Tessuto di guarigione delle soluzioni di continuo e delle perdite di sostanza di tessuti sia vegetali sia animali.
Nei tessuti vegetali, i tipi di cicatrice variano a seconda della natura dell’organo, dei tessuti lesi, della gravità della ferita, della specie cui appartiene la pianta, dell’epoca della ferita ecc.

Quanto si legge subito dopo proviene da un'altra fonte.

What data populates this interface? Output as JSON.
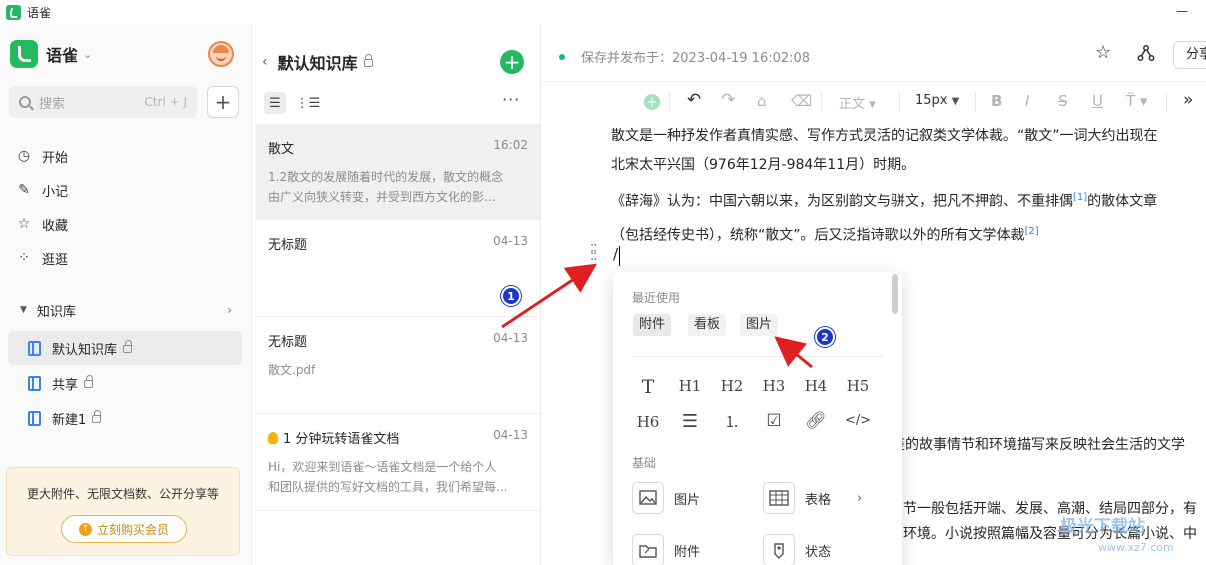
{
  "titlebar": {
    "title": "语雀",
    "minimize": "—"
  },
  "sidebar": {
    "brand": "语雀",
    "search_placeholder": "搜索",
    "search_shortcut": "Ctrl + J",
    "nav": [
      {
        "label": "开始",
        "icon": "clock-icon"
      },
      {
        "label": "小记",
        "icon": "feather-icon"
      },
      {
        "label": "收藏",
        "icon": "star-icon"
      },
      {
        "label": "逛逛",
        "icon": "grid-icon"
      }
    ],
    "kb_header": "知识库",
    "knowledge_bases": [
      {
        "label": "默认知识库",
        "locked": true
      },
      {
        "label": "共享",
        "locked": true
      },
      {
        "label": "新建1",
        "locked": true
      }
    ],
    "promo_text": "更大附件、无限文档数、公开分享等",
    "promo_button": "立刻购买会员"
  },
  "doclist": {
    "title": "默认知识库",
    "docs": [
      {
        "title": "散文",
        "time": "16:02",
        "preview": [
          "1.2散文的发展随着时代的发展，散文的概念",
          "由广义向狭义转变，并受到西方文化的影..."
        ]
      },
      {
        "title": "无标题",
        "time": "04-13",
        "preview": []
      },
      {
        "title": "无标题",
        "time": "04-13",
        "preview": [
          "散文.pdf"
        ]
      },
      {
        "title": "1 分钟玩转语雀文档",
        "time": "04-13",
        "preview": [
          "Hi，欢迎来到语雀～语雀文档是一个给个人",
          "和团队提供的写好文档的工具，我们希望每..."
        ]
      }
    ]
  },
  "editor": {
    "saved_status": "保存并发布于：2023-04-19 16:02:08",
    "share_label": "分享",
    "toolbar": {
      "style": "正文",
      "font_size": "15px"
    },
    "paragraphs": [
      "散文是一种抒发作者真情实感、写作方式灵活的记叙类文学体裁。“散文”一词大约出现在",
      "北宋太平兴国（976年12月-984年11月）时期。",
      "《辞海》认为：中国六朝以来，为区别韵文与骈文，把凡不押韵、不重排偶",
      "的散体文章",
      "（包括经传史书），统称“散文”。后又泛指诗歌以外的所有文学体裁"
    ],
    "refs": [
      "[1]",
      "[2]"
    ],
    "slash": "/",
    "bg_fragments": [
      "鉴的故事情节和环境描写来反映社会生活的文学",
      "节一般包括开端、发展、高潮、结局四部分，有",
      "环境。小说按照篇幅及容量可分为长篇小说、中"
    ]
  },
  "slash_menu": {
    "recent_label": "最近使用",
    "recent": [
      "附件",
      "看板",
      "图片"
    ],
    "formats": [
      "T",
      "H1",
      "H2",
      "H3",
      "H4",
      "H5",
      "H6",
      "bullet-list-icon",
      "ordered-list-icon",
      "checkbox-icon",
      "link-icon",
      "code-icon"
    ],
    "basic_label": "基础",
    "blocks": [
      {
        "label": "图片",
        "icon": "image-icon"
      },
      {
        "label": "表格",
        "icon": "table-icon"
      },
      {
        "label": "附件",
        "icon": "attachment-icon"
      },
      {
        "label": "状态",
        "icon": "status-icon"
      }
    ]
  },
  "annotations": {
    "badge1": "1",
    "badge2": "2"
  },
  "watermark": {
    "text": "极光下载站",
    "url": "www.xz7.com"
  },
  "colors": {
    "brand_green": "#25b864",
    "link_blue": "#3b82f6",
    "arrow_red": "#e02020",
    "badge_blue": "#1a37c9"
  }
}
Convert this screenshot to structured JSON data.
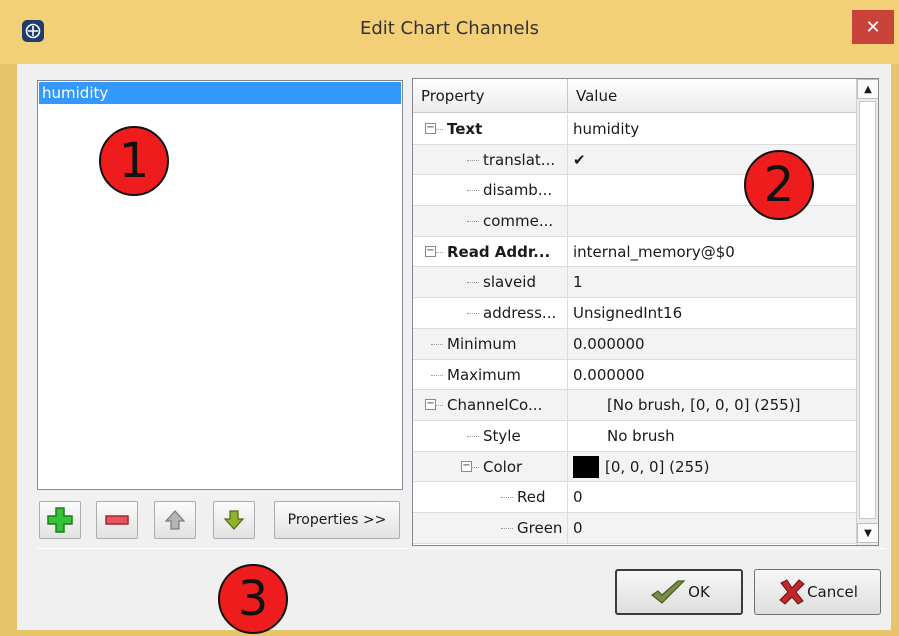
{
  "window": {
    "title": "Edit Chart Channels",
    "close_glyph": "✕"
  },
  "channel_list": {
    "items": [
      {
        "label": "humidity",
        "selected": true
      }
    ]
  },
  "callouts": [
    "1",
    "2",
    "3"
  ],
  "toolbar": {
    "add_icon": "plus-icon",
    "remove_icon": "minus-icon",
    "up_icon": "arrow-up-icon",
    "down_icon": "arrow-down-icon",
    "properties_label": "Properties >>"
  },
  "property_grid": {
    "header": {
      "property": "Property",
      "value": "Value"
    },
    "rows": [
      {
        "property": "Text",
        "value": "humidity",
        "bold": true,
        "level": 0,
        "expander": "⊟"
      },
      {
        "property": "translat...",
        "value": "✔",
        "level": 1
      },
      {
        "property": "disamb...",
        "value": "",
        "level": 1
      },
      {
        "property": "comme...",
        "value": "",
        "level": 1
      },
      {
        "property": "Read Addr...",
        "value": "internal_memory@$0",
        "bold": true,
        "level": 0,
        "expander": "⊟"
      },
      {
        "property": "slaveid",
        "value": "1",
        "level": 1
      },
      {
        "property": "address...",
        "value": "UnsignedInt16",
        "level": 1
      },
      {
        "property": "Minimum",
        "value": "0.000000",
        "level": 0
      },
      {
        "property": "Maximum",
        "value": "0.000000",
        "level": 0
      },
      {
        "property": "ChannelCo...",
        "value": "[No brush, [0, 0, 0] (255)]",
        "level": 0,
        "expander": "⊟"
      },
      {
        "property": "Style",
        "value": "No brush",
        "level": 1
      },
      {
        "property": "Color",
        "value": "[0, 0, 0] (255)",
        "level": 1,
        "expander": "⊟",
        "swatch": "#000000"
      },
      {
        "property": "Red",
        "value": "0",
        "level": 2
      },
      {
        "property": "Green",
        "value": "0",
        "level": 2
      }
    ]
  },
  "buttons": {
    "ok": "OK",
    "cancel": "Cancel"
  },
  "colors": {
    "title_bar": "#f3cf78",
    "selection": "#3399ff",
    "close": "#c8433a",
    "callout": "#ee1c1c"
  }
}
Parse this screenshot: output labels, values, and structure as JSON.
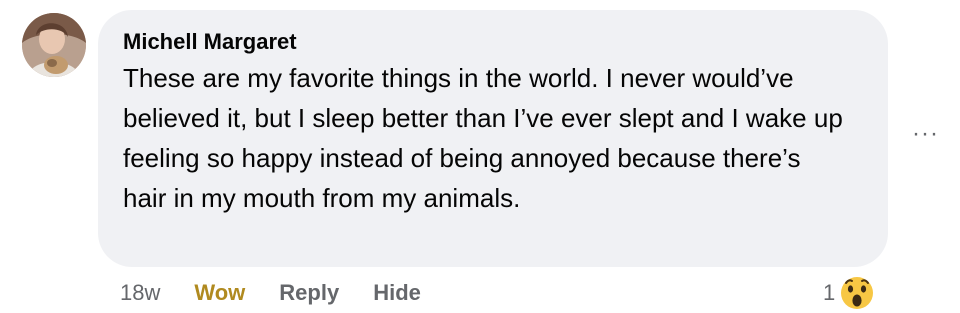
{
  "comment": {
    "author": "Michell Margaret",
    "text": "These are my favorite things in the world. I never would’ve believed it, but I sleep better than I’ve ever slept and I wake up feeling so happy instead of being annoyed because there’s hair in my mouth from my animals.",
    "more_glyph": "···"
  },
  "actions": {
    "time": "18w",
    "reaction_label": "Wow",
    "reply_label": "Reply",
    "hide_label": "Hide"
  },
  "reactions": {
    "count": "1",
    "icon": "wow-emoji-icon"
  },
  "colors": {
    "bubble": "#f0f1f4",
    "wow_accent": "#b08a1f",
    "secondary_text": "#65676b",
    "emoji_yellow": "#f7c744"
  }
}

La cicatrizzazione avviene:
a) per deposizione di suberina o di lignina nelle pareti delle cellule sane dei primi strati sottostanti al trauma come nel parenchima, nel tubero di patata ecc.;
b) per impregnazione di tessuti con gomme o resine, come si ha nei tessuti legnosi;
c) per ipertrofia di cellule vicine a quelle ferite, come avviene con la formazione delle tille nei vasi legnosi e per produzioni simili nei tubi cribrosi, o nelle cellule dell’epidermide e di alcune cellule del sottostante mesofillo di foglie;
d) per iperplasia, che è il modo più comune di saldatura di una ferita, per es. il ‘sughero di ferita’ che si forma dal cambio e dai tessuti parenchimatici (corteccia, midollo, parenchimi fogliari) e isola la parte sana dai tessuti lesi; nei fusti nei quali sia stata colpita la parte corticale ma non il cambio, prolifera la corteccia dando origine a un vistoso ammasso di cellule parenchimatiche; altro esempio è il callo di cicatrizzazione nelle talee.
Nelle piante legnose la formazione del callo è più complessa con formazione del ‘legno di ferita’ (➔ legno), che si sovrappone a quello morto.
In patologia vegetale, tessuto cicatriziale (o di riparazione) è il tessuto che deriva da un meristema formatosi al disotto o intorno alla superficie di ferita di un organo quale reazione al trauma e che ha funzione protettiva.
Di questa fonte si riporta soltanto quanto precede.